I usually come across an interview round wherein I am handed the task of preparing a mock GTM plan for a product. I find it pretty vague as expectations vary widely and I am usually confused about what all to include and how to represent. Is there any example?
Kevin Zentmeyer
Jobber Senior Director, Product Marketing • April 26
Mock GTM plans are typically done two ways in PMM interviews. One is a live question in the interview and the other is a project typically in the form of a PowerPoint. If it is a project, you should recognize this as an opportunity. If you want this role, and you should if you are applying, then this is a high leverage moment to achieve or obtain what you want at the next stage your career. You should go get it. Consider whatever the recruiter or hiring manager indicates is the amount of time that you "should" spend on the project as a lowball offer. You need to beat all of the other candidates to get this role and many of them will spend the amount of time that they've been told to spend on it - which is great for the hiring manager, but not for you. Hiring managers want a fair way to evaluate candidates. You don't want fair. You want to win! Spend as much time as you need to have insightful answers to their prompts in your presentation and understand their business well enough to make clever and relevant suggestions. I have done three interview projects and have gotten all three jobs.

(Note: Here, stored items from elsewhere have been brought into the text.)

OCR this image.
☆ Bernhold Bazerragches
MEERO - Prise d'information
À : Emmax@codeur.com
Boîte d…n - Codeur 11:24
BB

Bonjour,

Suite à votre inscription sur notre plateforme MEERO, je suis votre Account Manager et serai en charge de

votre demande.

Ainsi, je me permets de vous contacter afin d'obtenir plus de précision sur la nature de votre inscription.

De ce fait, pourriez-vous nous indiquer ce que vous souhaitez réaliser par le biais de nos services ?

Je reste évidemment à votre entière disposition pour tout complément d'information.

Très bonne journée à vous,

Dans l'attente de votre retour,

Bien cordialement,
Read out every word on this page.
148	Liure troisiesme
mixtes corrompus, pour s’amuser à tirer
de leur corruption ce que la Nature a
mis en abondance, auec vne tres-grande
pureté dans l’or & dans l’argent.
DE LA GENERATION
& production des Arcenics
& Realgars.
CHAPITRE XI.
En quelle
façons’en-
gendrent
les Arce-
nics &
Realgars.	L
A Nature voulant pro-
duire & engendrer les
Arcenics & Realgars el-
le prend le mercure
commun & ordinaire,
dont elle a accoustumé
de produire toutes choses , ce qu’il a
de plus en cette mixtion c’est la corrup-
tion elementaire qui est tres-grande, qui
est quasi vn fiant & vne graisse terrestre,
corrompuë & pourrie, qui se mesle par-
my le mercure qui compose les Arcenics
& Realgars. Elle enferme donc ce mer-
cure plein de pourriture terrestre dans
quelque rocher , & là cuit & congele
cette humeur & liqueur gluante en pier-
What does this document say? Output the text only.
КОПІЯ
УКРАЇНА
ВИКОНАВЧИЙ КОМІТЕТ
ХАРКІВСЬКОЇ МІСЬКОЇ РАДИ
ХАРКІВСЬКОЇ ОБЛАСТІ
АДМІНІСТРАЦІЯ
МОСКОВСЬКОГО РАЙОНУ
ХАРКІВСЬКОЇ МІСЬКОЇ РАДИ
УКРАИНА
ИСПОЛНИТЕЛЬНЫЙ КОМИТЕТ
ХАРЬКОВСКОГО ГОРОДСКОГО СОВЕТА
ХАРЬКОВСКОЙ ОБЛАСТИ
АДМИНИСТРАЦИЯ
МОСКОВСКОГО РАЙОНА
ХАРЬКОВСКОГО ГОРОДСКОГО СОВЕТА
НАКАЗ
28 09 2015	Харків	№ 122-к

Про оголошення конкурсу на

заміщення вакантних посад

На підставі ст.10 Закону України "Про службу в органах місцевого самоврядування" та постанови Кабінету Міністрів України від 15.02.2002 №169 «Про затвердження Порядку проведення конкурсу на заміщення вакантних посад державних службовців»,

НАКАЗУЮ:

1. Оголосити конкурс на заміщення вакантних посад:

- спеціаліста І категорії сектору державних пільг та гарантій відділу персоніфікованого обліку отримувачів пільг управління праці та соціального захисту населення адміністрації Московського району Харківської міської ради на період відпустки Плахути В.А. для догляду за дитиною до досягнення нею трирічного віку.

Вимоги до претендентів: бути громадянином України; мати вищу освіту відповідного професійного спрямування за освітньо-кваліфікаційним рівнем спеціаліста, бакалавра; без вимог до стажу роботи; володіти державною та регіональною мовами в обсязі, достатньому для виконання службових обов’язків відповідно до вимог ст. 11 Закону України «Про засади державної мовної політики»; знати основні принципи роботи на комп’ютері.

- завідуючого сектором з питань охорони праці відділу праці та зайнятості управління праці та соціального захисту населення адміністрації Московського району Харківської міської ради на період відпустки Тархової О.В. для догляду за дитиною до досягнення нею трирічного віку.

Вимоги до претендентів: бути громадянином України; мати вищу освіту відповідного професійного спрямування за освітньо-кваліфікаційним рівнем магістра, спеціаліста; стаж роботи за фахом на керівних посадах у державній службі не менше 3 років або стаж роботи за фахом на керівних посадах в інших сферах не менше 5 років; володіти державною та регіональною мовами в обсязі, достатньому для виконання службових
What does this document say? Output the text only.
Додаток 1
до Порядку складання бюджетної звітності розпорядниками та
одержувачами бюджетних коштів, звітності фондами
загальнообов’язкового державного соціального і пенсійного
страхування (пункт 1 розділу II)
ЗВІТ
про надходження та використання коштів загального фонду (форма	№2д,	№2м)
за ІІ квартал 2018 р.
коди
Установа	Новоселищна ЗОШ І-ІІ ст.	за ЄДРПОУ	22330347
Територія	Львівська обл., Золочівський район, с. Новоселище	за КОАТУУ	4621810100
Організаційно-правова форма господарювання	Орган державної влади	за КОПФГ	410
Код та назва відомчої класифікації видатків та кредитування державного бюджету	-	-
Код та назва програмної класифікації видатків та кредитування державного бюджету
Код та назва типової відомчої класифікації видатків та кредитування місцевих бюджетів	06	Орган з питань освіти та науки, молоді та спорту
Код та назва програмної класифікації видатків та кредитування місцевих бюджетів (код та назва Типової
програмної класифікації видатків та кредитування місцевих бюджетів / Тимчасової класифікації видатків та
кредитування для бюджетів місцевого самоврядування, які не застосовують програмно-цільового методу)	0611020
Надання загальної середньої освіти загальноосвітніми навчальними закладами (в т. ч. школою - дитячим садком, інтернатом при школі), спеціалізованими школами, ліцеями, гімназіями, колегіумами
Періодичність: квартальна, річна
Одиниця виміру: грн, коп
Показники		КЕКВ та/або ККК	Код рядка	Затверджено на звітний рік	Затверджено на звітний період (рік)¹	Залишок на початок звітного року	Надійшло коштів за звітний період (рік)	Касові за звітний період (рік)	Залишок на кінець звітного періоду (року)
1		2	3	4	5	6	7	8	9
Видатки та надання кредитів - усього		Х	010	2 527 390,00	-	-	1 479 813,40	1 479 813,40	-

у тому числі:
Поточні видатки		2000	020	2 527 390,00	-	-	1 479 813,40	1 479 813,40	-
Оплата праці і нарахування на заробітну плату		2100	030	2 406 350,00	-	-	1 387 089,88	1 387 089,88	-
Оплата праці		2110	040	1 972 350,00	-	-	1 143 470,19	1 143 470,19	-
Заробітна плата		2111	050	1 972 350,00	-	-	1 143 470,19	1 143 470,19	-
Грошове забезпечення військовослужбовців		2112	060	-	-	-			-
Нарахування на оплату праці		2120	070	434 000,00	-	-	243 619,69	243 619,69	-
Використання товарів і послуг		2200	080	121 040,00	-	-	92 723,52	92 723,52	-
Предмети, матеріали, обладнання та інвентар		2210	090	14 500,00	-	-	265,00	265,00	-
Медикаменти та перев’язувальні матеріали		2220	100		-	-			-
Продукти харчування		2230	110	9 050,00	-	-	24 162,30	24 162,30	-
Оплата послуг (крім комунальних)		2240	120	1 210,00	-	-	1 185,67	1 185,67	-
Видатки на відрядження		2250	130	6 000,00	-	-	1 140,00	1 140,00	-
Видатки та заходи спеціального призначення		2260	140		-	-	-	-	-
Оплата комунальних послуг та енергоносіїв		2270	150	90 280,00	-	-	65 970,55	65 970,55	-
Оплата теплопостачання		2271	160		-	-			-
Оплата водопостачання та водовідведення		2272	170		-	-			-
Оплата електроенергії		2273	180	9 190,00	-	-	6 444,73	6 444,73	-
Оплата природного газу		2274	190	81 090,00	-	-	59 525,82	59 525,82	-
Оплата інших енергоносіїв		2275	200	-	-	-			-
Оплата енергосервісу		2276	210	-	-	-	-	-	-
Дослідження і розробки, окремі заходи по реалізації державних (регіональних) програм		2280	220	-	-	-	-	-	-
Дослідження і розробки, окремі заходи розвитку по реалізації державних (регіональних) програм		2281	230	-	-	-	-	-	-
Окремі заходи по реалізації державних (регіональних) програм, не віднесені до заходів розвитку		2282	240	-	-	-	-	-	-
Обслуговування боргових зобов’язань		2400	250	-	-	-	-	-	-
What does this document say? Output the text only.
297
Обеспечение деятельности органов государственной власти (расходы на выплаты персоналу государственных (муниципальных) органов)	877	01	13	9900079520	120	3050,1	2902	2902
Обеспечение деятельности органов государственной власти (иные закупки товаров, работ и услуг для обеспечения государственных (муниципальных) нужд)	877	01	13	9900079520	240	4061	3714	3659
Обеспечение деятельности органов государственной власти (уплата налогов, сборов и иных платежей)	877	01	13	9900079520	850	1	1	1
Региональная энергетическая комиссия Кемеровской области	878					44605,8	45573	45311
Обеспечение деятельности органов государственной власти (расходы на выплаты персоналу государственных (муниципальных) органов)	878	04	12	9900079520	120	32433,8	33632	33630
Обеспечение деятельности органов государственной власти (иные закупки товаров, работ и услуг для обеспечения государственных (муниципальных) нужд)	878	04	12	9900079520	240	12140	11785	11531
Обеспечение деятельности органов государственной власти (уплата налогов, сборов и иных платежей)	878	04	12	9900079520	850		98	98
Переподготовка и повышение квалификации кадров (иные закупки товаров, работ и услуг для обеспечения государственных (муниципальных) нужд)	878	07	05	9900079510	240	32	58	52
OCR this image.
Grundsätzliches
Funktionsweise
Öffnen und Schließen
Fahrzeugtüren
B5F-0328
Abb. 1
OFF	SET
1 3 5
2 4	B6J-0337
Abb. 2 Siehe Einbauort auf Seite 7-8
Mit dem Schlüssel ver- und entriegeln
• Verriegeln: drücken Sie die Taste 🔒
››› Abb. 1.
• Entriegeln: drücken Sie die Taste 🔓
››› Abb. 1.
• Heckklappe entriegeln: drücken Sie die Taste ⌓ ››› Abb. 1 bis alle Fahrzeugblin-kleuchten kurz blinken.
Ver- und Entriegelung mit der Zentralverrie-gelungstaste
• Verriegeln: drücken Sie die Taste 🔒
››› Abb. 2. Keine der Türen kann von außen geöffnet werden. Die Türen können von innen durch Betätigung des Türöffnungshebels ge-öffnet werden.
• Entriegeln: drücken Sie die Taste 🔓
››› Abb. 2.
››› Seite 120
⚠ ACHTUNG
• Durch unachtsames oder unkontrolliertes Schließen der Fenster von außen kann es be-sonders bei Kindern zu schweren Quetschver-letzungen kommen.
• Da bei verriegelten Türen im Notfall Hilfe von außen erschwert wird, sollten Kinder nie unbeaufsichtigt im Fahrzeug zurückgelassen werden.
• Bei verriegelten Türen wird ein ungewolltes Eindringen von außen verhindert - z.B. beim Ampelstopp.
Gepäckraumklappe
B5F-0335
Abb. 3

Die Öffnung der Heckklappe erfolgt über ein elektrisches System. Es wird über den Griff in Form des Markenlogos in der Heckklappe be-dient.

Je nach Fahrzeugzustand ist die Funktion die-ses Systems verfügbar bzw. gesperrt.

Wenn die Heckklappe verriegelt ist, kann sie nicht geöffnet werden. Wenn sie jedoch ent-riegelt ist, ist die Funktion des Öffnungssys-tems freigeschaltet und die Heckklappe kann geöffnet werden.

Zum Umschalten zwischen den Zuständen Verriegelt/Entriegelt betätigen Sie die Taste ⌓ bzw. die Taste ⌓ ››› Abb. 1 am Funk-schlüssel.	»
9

Do the work so you can get what you want. If it's a straight interview format where the interviewer gives you some details about a product or feature and asks you to create a GTM question, then your problem will be limited time. It's important to establish expectations for how much of the interview session will be spent on this prompt and if they have any follow up questions so you know how long to talk - and how long you can take to think, before you start talking - which is absolutely something you should do. This question is a trap that some people fall into by talking before they know what they want to say and then they're brain needs to multi-task and catch up. Take at least a few seconds first! Now that we've mastered the format of the question, the way to handle the meat of it is to 1) ask questions to understand what problems this product solves 2) who the target market is and 3) what is unique about this one. If you know these things, then you can run your standard GTM playbook with modifications to account for how the three questions are answered.